Govt, banks devise new plan to revive stressed assets

The Government of India and banks, on Monday, came up with a new strategy to revive stressed assets outside the Insolvency and Bankruptcy Code (IBC).

The Government of India and banks, on Monday, came up with a new strategy to revive stressed assets outside the Insolvency and Bankruptcy Code (IBC).
 
It includes mechanisms like asset management companies (AMCs) and investment funds to help banks create better value, besides cleaning up their books to enable further lending.
 
Under the plan, about Rs 50 crore will be given to small and medium enterprises and Rs 500 crore in the mid-segment loans, said a TOI report. 
 
A special focus will be on loans of over Rs 500 crore, and the plan is to use independent AMCs.
 
These AMCs could be created by banks and other investors to manage assets acquired by the asset reconstruction companies (ARCs) to nurse them back to health and generate value when the market improves.
 
In another report, State Bank of India (SBI) is working on a major debt restructuring and takeover plan for stressed power assets.
 
The move is aimed at upgrading valuations and attract new owners with incentives and also a quick resolution process.
 
According to an ET report, the lender will hold a meeting with all power plant lenders in Mumbai on Wednesday.
 
The discussion will be around creating a proposal that has a direct bearing on loans adding up to Rs 1.77 lakh crore in 75,000 MW stressed capacity. 
 
The country's largest bank has also appealed to the power ministry to waive transmission penalties and grant early regulatory approvals to help new promoters, a senior government official told ET.
 
The bank is of the view that the debt of the stressed assets be rated by credit rating agencies.
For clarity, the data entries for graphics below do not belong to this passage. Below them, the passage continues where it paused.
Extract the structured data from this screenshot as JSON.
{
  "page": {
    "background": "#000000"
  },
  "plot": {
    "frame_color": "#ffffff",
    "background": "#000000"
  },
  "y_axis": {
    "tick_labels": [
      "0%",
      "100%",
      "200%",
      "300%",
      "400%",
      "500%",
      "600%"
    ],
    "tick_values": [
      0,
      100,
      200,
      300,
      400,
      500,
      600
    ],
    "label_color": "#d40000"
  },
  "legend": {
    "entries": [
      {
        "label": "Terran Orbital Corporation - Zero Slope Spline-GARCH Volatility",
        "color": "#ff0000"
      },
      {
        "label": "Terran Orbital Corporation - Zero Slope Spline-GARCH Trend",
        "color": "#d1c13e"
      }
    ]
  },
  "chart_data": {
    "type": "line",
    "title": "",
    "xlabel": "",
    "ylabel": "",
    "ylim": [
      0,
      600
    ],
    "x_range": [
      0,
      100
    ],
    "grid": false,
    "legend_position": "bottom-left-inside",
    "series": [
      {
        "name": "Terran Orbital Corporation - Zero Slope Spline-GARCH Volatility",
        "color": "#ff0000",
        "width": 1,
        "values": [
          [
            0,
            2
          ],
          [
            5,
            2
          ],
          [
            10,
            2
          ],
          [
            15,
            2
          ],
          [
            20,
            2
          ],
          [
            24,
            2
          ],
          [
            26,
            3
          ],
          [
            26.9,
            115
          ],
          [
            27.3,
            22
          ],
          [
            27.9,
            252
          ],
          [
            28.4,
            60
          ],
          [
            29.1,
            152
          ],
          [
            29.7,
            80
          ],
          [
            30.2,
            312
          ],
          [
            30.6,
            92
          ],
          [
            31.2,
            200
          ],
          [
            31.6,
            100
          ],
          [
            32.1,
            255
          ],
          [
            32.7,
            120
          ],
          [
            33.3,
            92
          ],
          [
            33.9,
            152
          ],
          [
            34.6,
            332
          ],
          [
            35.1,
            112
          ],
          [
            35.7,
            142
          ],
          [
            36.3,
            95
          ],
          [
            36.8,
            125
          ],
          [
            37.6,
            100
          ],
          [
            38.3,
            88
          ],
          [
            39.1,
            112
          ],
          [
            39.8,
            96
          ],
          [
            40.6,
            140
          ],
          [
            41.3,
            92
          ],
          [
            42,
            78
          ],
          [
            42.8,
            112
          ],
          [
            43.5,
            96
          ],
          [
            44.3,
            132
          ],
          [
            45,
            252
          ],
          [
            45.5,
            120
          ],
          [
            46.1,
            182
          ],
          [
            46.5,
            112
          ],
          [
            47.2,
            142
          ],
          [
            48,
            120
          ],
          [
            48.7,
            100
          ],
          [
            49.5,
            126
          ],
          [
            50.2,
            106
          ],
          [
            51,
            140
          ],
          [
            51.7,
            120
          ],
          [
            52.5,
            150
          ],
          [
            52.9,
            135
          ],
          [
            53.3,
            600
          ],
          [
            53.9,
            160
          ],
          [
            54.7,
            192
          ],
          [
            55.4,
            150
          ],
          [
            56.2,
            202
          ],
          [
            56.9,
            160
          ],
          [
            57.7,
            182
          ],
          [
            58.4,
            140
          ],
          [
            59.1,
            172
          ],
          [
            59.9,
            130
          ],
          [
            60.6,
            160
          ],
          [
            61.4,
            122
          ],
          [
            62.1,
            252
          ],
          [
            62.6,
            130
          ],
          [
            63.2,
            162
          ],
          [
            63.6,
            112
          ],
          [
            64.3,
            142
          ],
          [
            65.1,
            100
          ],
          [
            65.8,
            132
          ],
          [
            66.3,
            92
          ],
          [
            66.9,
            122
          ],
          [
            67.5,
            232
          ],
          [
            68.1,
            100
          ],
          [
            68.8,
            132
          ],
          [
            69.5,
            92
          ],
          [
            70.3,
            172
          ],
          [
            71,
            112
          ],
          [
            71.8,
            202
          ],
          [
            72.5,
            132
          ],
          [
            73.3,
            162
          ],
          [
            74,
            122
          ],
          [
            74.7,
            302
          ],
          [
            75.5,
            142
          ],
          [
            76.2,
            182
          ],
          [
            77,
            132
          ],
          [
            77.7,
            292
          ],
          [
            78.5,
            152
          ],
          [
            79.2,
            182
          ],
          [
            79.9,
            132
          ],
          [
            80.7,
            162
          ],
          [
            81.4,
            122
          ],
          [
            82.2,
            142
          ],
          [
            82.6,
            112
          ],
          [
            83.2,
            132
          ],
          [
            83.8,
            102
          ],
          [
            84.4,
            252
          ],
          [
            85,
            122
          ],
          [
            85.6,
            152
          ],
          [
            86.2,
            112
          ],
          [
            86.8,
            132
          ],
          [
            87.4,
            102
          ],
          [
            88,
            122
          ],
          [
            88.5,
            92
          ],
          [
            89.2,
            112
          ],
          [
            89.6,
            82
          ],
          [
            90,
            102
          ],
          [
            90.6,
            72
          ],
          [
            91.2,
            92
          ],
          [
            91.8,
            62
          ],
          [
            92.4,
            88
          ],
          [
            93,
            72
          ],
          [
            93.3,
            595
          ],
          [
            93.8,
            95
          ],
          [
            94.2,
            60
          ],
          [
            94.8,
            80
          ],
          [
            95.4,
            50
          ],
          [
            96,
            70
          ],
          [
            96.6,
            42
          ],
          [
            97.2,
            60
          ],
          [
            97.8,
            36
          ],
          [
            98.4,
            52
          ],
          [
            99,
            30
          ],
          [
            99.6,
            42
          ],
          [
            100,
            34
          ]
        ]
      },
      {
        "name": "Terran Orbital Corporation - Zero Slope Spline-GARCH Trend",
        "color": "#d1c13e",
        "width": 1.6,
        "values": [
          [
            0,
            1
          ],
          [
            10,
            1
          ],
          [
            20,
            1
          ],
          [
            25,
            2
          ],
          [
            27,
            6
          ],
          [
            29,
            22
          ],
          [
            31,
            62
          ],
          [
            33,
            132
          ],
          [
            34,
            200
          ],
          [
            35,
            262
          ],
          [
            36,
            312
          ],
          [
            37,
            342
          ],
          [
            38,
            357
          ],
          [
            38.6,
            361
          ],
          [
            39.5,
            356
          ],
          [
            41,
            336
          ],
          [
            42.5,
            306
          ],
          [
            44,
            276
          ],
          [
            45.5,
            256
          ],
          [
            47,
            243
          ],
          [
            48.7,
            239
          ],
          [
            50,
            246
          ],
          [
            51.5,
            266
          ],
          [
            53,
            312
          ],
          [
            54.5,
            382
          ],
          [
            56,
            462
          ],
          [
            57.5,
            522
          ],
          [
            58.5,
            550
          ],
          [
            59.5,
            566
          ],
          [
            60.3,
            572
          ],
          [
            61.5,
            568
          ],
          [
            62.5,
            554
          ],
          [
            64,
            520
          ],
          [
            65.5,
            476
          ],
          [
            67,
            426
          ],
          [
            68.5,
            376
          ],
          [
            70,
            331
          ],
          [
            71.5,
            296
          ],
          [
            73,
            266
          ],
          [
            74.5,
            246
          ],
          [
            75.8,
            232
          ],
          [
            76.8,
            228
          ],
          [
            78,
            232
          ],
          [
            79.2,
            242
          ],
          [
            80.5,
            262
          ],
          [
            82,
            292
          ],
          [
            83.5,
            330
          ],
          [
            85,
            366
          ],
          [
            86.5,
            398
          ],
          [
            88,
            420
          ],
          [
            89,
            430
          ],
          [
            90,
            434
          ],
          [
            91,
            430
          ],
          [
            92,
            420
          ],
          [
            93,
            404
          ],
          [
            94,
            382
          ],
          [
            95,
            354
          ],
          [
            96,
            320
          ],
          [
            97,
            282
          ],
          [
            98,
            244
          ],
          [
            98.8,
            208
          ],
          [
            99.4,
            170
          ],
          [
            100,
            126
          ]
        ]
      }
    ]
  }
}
The plants will then be valued as per ratings at a sustainable debt portion, a banking official said. 
 
The gross non-performing assets (NPAs) was Rs 8.99 lakh crore as of December 2017. Around 85 per cent of these bad loans were with the state-owned banks.
 
The Reserve Bank of India has already warned that the bad loans could rise further over the coming quarters. The gross NPA ratio of scheduled commercial banks could rise to 12.2 per cent by March 2019 from 11.6 per cent in March 2018, said the RBI.